Lo primero que hice al llegar a estos acantilados, fue cerrarme el abrigo para protegerme del viento. Caminando por su explanada, donde tocan música de flauta, llegué hasta el precipicio. Mi siguiente reacción, tras gritar al horizonte vertical, fue quedarme sin habla, sólo mirando, sólo admirando, lo que es imposible describir con palabras.
Y es que los acantilados de Moher, esos cliffs, son de Irlanda la joya de la corona, si es que se puede escoger junto al resto de maravillas naturales que acompañan la isla y que aparecen en estos reportajes sobre Irlanda. Una isla de la que es imposible no enamorarse y no quedar maravillado por su fuerza, su verdad, su pasión libre, su folclore, sus amables gentes y su gastronomía que conoce, aún hoy, con nombre propio a sus productores.
120 metros sobre el océano Atlántico que alcanzan los 214 metros de altura. La torre de O’Brien desde la que contemplan las islas de Aran tarareando la música de Carlos Núñez y su gaita.

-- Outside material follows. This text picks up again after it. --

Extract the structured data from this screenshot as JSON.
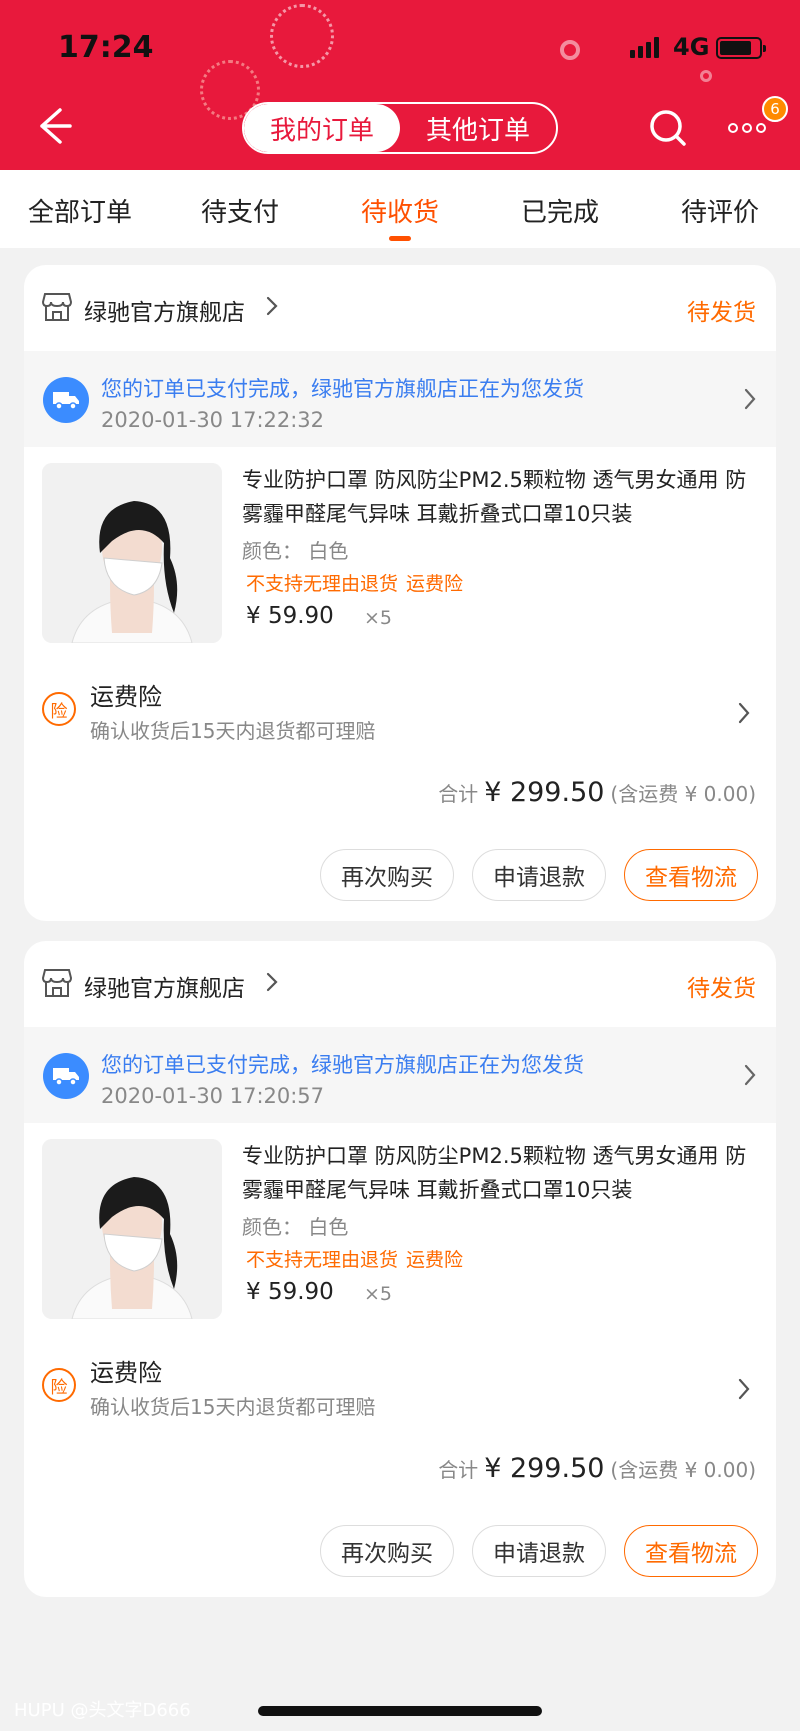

Una señal de prohibido el paso ignorada por los turistas que se encaraman al abismo, paseando cuidadosos entre el barro, los pastos y las vistas anheladas.
Los acantilados de la locura de la Princesa Prometida, escena de películas como ésta o Harry Potter, que en la vida real no dejan de hacer soñar jugando a la inventiva.
Sólo cabe una palabra para describir este lugar sagrado: MAGIA.